His personal physician then prescribed “strong remedies” that initially enabled him to secure his post.

However, according to the letter from the Pope Emeritus, these sleeping pills would have reached their “limits” over time and “less and less could guarantee” their availability. This intake of sleeping pills is said to have been the cause of an accident during the trip to Mexico and Cuba in March 2012. The morning after the first night, he reportedly discovered his handkerchief was again “soaked in blood,” the letter quoted by Focus.

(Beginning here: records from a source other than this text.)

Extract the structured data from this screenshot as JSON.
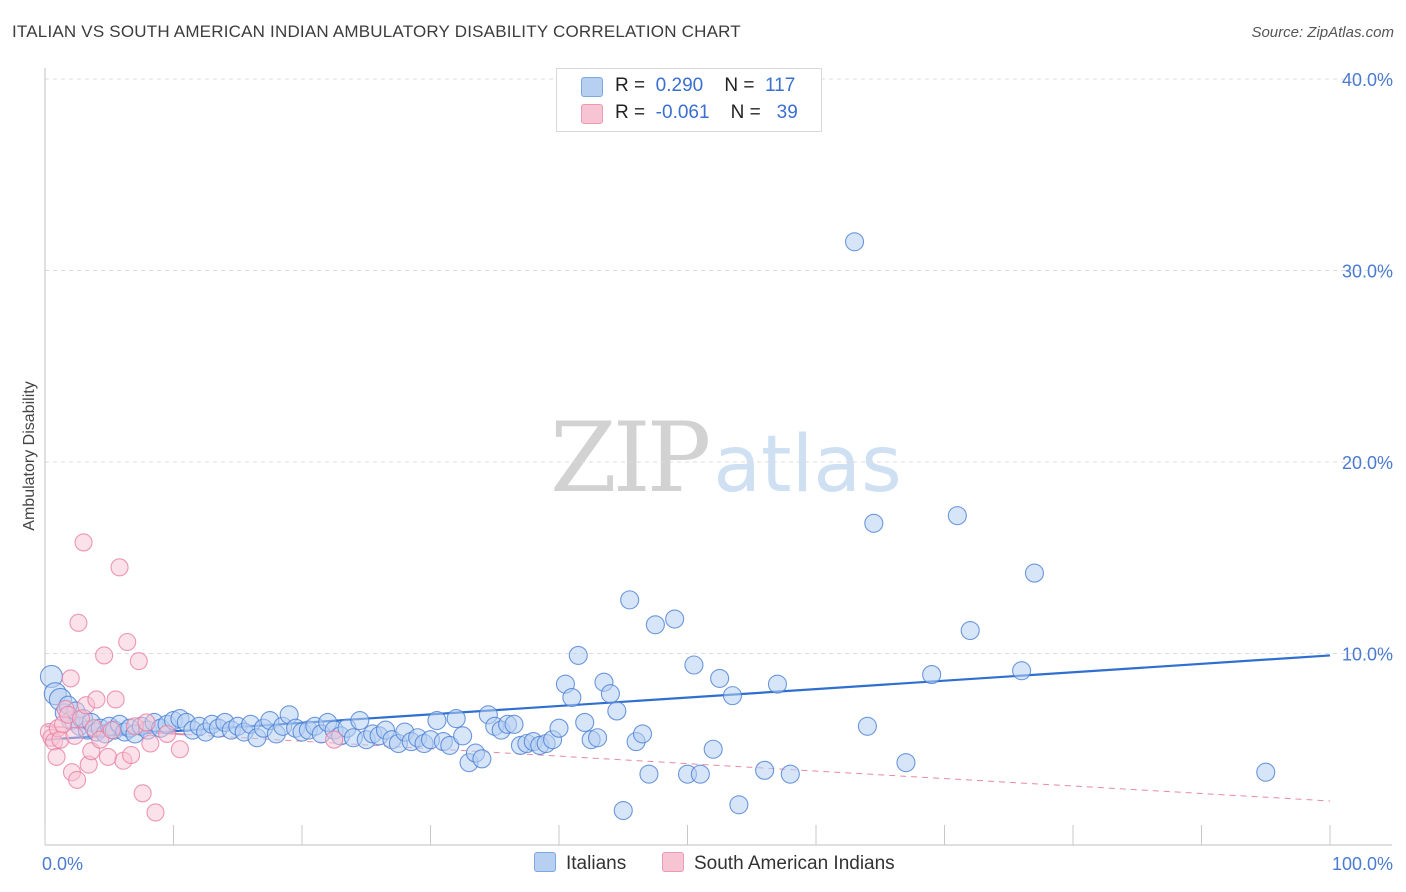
{
  "header": {
    "title": "ITALIAN VS SOUTH AMERICAN INDIAN AMBULATORY DISABILITY CORRELATION CHART",
    "source": "Source: ZipAtlas.com"
  },
  "watermark": {
    "zip": "ZIP",
    "atlas": "atlas"
  },
  "legend": {
    "rows": [
      {
        "r_label": "R =",
        "r_value": "0.290",
        "n_label": "N =",
        "n_value": "117",
        "color": "#a9c8ef"
      },
      {
        "r_label": "R =",
        "r_value": "-0.061",
        "n_label": "N =",
        "n_value": "39",
        "color": "#f5b8cb"
      }
    ]
  },
  "bottom_legend": [
    {
      "label": "Italians",
      "color": "#a9c8ef"
    },
    {
      "label": "South American Indians",
      "color": "#f5b8cb"
    }
  ],
  "chart_data": {
    "type": "scatter",
    "title": "ITALIAN VS SOUTH AMERICAN INDIAN AMBULATORY DISABILITY CORRELATION CHART",
    "xlabel": "",
    "ylabel": "Ambulatory Disability",
    "xlim": [
      0,
      100
    ],
    "ylim": [
      0,
      40
    ],
    "x_tick_labels": [
      "0.0%",
      "100.0%"
    ],
    "y_tick_labels": [
      "10.0%",
      "20.0%",
      "30.0%",
      "40.0%"
    ],
    "y_ticks": [
      10,
      20,
      30,
      40
    ],
    "grid": "horizontal dashed",
    "legend_position": "top-center",
    "colors": {
      "italians": "#4a7fd4",
      "italians_fill": "#b7d0f2",
      "sai": "#e97fa3",
      "sai_fill": "#f7c4d4",
      "trend_blue": "#2f6fd0",
      "trend_pink": "#e58aa8"
    },
    "series": [
      {
        "name": "Italians",
        "r": 0.29,
        "n": 117,
        "trend": {
          "x": [
            0,
            100
          ],
          "y": [
            5.5,
            9.9
          ]
        },
        "points": [
          [
            0.5,
            8.8
          ],
          [
            0.8,
            7.9
          ],
          [
            1.2,
            7.6
          ],
          [
            1.5,
            6.9
          ],
          [
            1.8,
            7.3
          ],
          [
            2.0,
            6.5
          ],
          [
            2.4,
            7.0
          ],
          [
            2.7,
            6.2
          ],
          [
            3.0,
            6.6
          ],
          [
            3.3,
            6.0
          ],
          [
            3.6,
            6.4
          ],
          [
            4.0,
            5.9
          ],
          [
            4.3,
            6.1
          ],
          [
            4.7,
            5.8
          ],
          [
            5.0,
            6.2
          ],
          [
            5.4,
            6.0
          ],
          [
            5.8,
            6.3
          ],
          [
            6.2,
            5.9
          ],
          [
            6.6,
            6.1
          ],
          [
            7.0,
            5.8
          ],
          [
            7.5,
            6.2
          ],
          [
            8.0,
            6.0
          ],
          [
            8.5,
            6.4
          ],
          [
            9.0,
            6.1
          ],
          [
            9.5,
            6.3
          ],
          [
            10.0,
            6.5
          ],
          [
            10.5,
            6.6
          ],
          [
            11.0,
            6.4
          ],
          [
            11.5,
            6.0
          ],
          [
            12.0,
            6.2
          ],
          [
            12.5,
            5.9
          ],
          [
            13.0,
            6.3
          ],
          [
            13.5,
            6.1
          ],
          [
            14.0,
            6.4
          ],
          [
            14.5,
            6.0
          ],
          [
            15.0,
            6.2
          ],
          [
            15.5,
            5.9
          ],
          [
            16.0,
            6.3
          ],
          [
            16.5,
            5.6
          ],
          [
            17.0,
            6.1
          ],
          [
            17.5,
            6.5
          ],
          [
            18.0,
            5.8
          ],
          [
            18.5,
            6.2
          ],
          [
            19.0,
            6.8
          ],
          [
            19.5,
            6.1
          ],
          [
            20.0,
            5.9
          ],
          [
            20.5,
            6.0
          ],
          [
            21.0,
            6.2
          ],
          [
            21.5,
            5.8
          ],
          [
            22.0,
            6.4
          ],
          [
            22.5,
            6.0
          ],
          [
            23.0,
            5.7
          ],
          [
            23.5,
            6.1
          ],
          [
            24.0,
            5.6
          ],
          [
            24.5,
            6.5
          ],
          [
            25.0,
            5.5
          ],
          [
            25.5,
            5.8
          ],
          [
            26.0,
            5.7
          ],
          [
            26.5,
            6.0
          ],
          [
            27.0,
            5.5
          ],
          [
            27.5,
            5.3
          ],
          [
            28.0,
            5.9
          ],
          [
            28.5,
            5.4
          ],
          [
            29.0,
            5.6
          ],
          [
            29.5,
            5.3
          ],
          [
            30.0,
            5.5
          ],
          [
            30.5,
            6.5
          ],
          [
            31.0,
            5.4
          ],
          [
            31.5,
            5.2
          ],
          [
            32.0,
            6.6
          ],
          [
            32.5,
            5.7
          ],
          [
            33.0,
            4.3
          ],
          [
            33.5,
            4.8
          ],
          [
            34.0,
            4.5
          ],
          [
            34.5,
            6.8
          ],
          [
            35.0,
            6.2
          ],
          [
            35.5,
            6.0
          ],
          [
            36.0,
            6.3
          ],
          [
            36.5,
            6.3
          ],
          [
            37.0,
            5.2
          ],
          [
            37.5,
            5.3
          ],
          [
            38.0,
            5.4
          ],
          [
            38.5,
            5.2
          ],
          [
            39.0,
            5.3
          ],
          [
            39.5,
            5.5
          ],
          [
            40.0,
            6.1
          ],
          [
            40.5,
            8.4
          ],
          [
            41.0,
            7.7
          ],
          [
            41.5,
            9.9
          ],
          [
            42.0,
            6.4
          ],
          [
            42.5,
            5.5
          ],
          [
            43.0,
            5.6
          ],
          [
            43.5,
            8.5
          ],
          [
            44.0,
            7.9
          ],
          [
            44.5,
            7.0
          ],
          [
            45.0,
            1.8
          ],
          [
            45.5,
            12.8
          ],
          [
            46.0,
            5.4
          ],
          [
            46.5,
            5.8
          ],
          [
            47.0,
            3.7
          ],
          [
            47.5,
            11.5
          ],
          [
            49.0,
            11.8
          ],
          [
            50.0,
            3.7
          ],
          [
            50.5,
            9.4
          ],
          [
            51.0,
            3.7
          ],
          [
            52.0,
            5.0
          ],
          [
            52.5,
            8.7
          ],
          [
            53.5,
            7.8
          ],
          [
            54.0,
            2.1
          ],
          [
            56.0,
            3.9
          ],
          [
            57.0,
            8.4
          ],
          [
            58.0,
            3.7
          ],
          [
            63.0,
            31.5
          ],
          [
            64.0,
            6.2
          ],
          [
            64.5,
            16.8
          ],
          [
            67.0,
            4.3
          ],
          [
            69.0,
            8.9
          ],
          [
            71.0,
            17.2
          ],
          [
            72.0,
            11.2
          ],
          [
            76.0,
            9.1
          ],
          [
            77.0,
            14.2
          ],
          [
            95.0,
            3.8
          ]
        ]
      },
      {
        "name": "South American Indians",
        "r": -0.061,
        "n": 39,
        "trend": {
          "x": [
            0,
            100
          ],
          "y": [
            6.2,
            2.3
          ]
        },
        "points": [
          [
            0.3,
            5.9
          ],
          [
            0.5,
            5.6
          ],
          [
            0.7,
            5.4
          ],
          [
            0.9,
            4.6
          ],
          [
            1.0,
            6.1
          ],
          [
            1.2,
            5.5
          ],
          [
            1.4,
            6.3
          ],
          [
            1.6,
            7.1
          ],
          [
            1.8,
            6.8
          ],
          [
            2.0,
            8.7
          ],
          [
            2.1,
            3.8
          ],
          [
            2.3,
            5.7
          ],
          [
            2.5,
            3.4
          ],
          [
            2.6,
            11.6
          ],
          [
            2.8,
            6.6
          ],
          [
            3.0,
            15.8
          ],
          [
            3.2,
            7.3
          ],
          [
            3.4,
            4.2
          ],
          [
            3.6,
            4.9
          ],
          [
            3.8,
            6.1
          ],
          [
            4.0,
            7.6
          ],
          [
            4.3,
            5.5
          ],
          [
            4.6,
            9.9
          ],
          [
            4.9,
            4.6
          ],
          [
            5.2,
            6.0
          ],
          [
            5.5,
            7.6
          ],
          [
            5.8,
            14.5
          ],
          [
            6.1,
            4.4
          ],
          [
            6.4,
            10.6
          ],
          [
            6.7,
            4.7
          ],
          [
            7.0,
            6.2
          ],
          [
            7.3,
            9.6
          ],
          [
            7.6,
            2.7
          ],
          [
            7.9,
            6.4
          ],
          [
            8.2,
            5.3
          ],
          [
            8.6,
            1.7
          ],
          [
            9.5,
            5.8
          ],
          [
            10.5,
            5.0
          ],
          [
            22.5,
            5.5
          ]
        ]
      }
    ]
  }
}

“I must have bumped into something in the bathroom and fell,” writes the Pope Emeritus. A doctor was able to ensure that the wounds were not visible and a new personal physician is said to have insisted on prescribing a “sleeping pill reduction” after this incident and advised the pope to only appear in the mornings on his trips abroad.

The Pope Emeritus explains in his letter that he is aware that these medical restrictions “may only be sustainable for a short time” and this observation led him to resign in February 2013, a few months before WYD in Rio, which he believes after not being able to “overcome” the case. He therefore resigned early enough for his successor, Pope Francis, to honor this visit to Brazil.